CASUSLUK OLAYI BİR KOMPOZİSYON OLABİLİR Mİ?
Beyazıt Sansı
Güzel ülkemiz Türkiye, sıkıntılı günler geçiriyor.
Tabii ki bu güzel coğrafyada yaşayan aziz Türk Milleti de rahat değil.
1923’te kurulan Türkiye Cumhuriyeti Devleti, 1984 yılına kadar kendi yağıyla kavruldu.

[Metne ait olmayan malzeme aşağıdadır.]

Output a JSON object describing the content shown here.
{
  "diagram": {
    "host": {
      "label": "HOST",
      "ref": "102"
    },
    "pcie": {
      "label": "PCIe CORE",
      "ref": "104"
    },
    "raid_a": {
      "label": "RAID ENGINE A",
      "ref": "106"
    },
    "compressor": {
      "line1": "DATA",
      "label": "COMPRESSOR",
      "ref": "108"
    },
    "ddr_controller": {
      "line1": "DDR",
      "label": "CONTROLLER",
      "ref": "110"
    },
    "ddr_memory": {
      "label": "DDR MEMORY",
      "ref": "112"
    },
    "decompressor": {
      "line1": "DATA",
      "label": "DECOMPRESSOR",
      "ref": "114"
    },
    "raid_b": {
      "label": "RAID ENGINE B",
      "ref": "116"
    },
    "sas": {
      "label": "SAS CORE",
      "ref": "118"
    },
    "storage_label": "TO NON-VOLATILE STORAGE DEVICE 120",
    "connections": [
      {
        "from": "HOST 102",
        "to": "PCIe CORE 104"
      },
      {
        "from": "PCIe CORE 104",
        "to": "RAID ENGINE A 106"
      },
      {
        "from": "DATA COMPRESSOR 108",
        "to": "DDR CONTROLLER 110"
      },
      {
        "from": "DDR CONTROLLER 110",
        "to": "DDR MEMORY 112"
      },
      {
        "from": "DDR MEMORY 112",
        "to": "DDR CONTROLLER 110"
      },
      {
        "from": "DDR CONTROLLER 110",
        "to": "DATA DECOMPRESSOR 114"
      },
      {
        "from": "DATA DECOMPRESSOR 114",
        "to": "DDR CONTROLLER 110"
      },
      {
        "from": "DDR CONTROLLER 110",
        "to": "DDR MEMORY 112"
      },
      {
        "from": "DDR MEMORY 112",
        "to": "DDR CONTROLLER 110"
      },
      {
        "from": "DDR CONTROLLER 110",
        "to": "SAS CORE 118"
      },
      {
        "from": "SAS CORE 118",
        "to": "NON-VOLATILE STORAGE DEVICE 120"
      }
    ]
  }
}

Huzur dolu yıllar yaşadı.
Her ne kadar içimizde bazı kamplaşmalar ve kavgalar olduysa da; “Kol kırılır yen içinde kalır.” misali, problemlerimizi kendi aramızda çözdük.
Şimdi durum çok farklı…
Ülkemizin güney sınırlarını tehdit eden düşmana karşı ulusça bir savaş vermekteyiz.
Bu savaşı mutlaka kazanacağız.
Bunun başka türlüsünü düşünmek bile bize yakışmaz.
Çünkü Cumhuriyeti’mizin kurucusu, aziz vatanımızın kurtarıcısı Büyük Atatürk “İstiklal Ve Hürriyet Benim Karakterimdir” diyor.
Şanlı Milletimiz Büyük Atatürk’ün gösterdiği bu hedef doğrultusunda gerekeni yapacak ve mutlaka istiklal ve hürriyetini (bağımsızlık ve hürriyetini) mutlaka koruyacaktır.
Güzel ülkemizin, bu zor günlerinde komşularımız Bulgaristan ve Yunanistan ile çok sevindiricidir ki güzel ilişkiler içindeyiz.
Bulgar ve Yunan komşularımız, hemen her gün Edirne’mize geliyorlar, bol bol alışveriş yapıp ülkelerine dönüyorlar.
Aynı şekilde bizim insanlarımız da genellikle günübirlik Bulgaristan ve Yunanistan’a gidiyorlar; Alışverişlerini yapıp gerektiğinde eğlence yerlerinde de eğlenerek geri dönüyorlar.
Gidenlerin anlattığına göre; özellikle Edirne insanımızın Bulgaristan ve Yunanistan’da çok samimi görüştükleri dostları olmuş.
Ben de birkaç kez gittim ve gördüm.
Özellikle Yunanistan’da Türklere karşı çok samimi bir dostluk gösterisinde bulunuyorlar.
Bu nedenle hem Edirnelilerin Yunanistan’da, hem de Yunan komşularımızın Edirne’de birebir görüştükleri, alışveriş yaptıkları çok samimi dostları var.
Bulgar ve Yunan komşularımızla bu güzel diyalog sürerken; Önceki gün 2 yunan subayının sınırımızı geçerek Edirne’de “casusluk şüphesiyle” tutuklanmaları aramızda esen o güzel dostluk rüzgarına tam bir şok etkisi yaptı.
Ben, bir dış politika siyasetçisi ve de bir askeri strateji uzmanı değilim.
Ancak böylesine sıcak dostluk rüzgarlarının estiği bir ortamda; bu “casus Yunan subayı” olayı bana iyi şeyleri anımsatmadı.
Birileri, esen bu dostluk rüzgarlarından nem kaparak Yunanistan ile aramızı bozmak için bir kompozisyon çizmiş olabilir mi? Diye düşünüyorum.
Gelişmeleri bu açıdan merakla ve sabırla bekleyeceğim.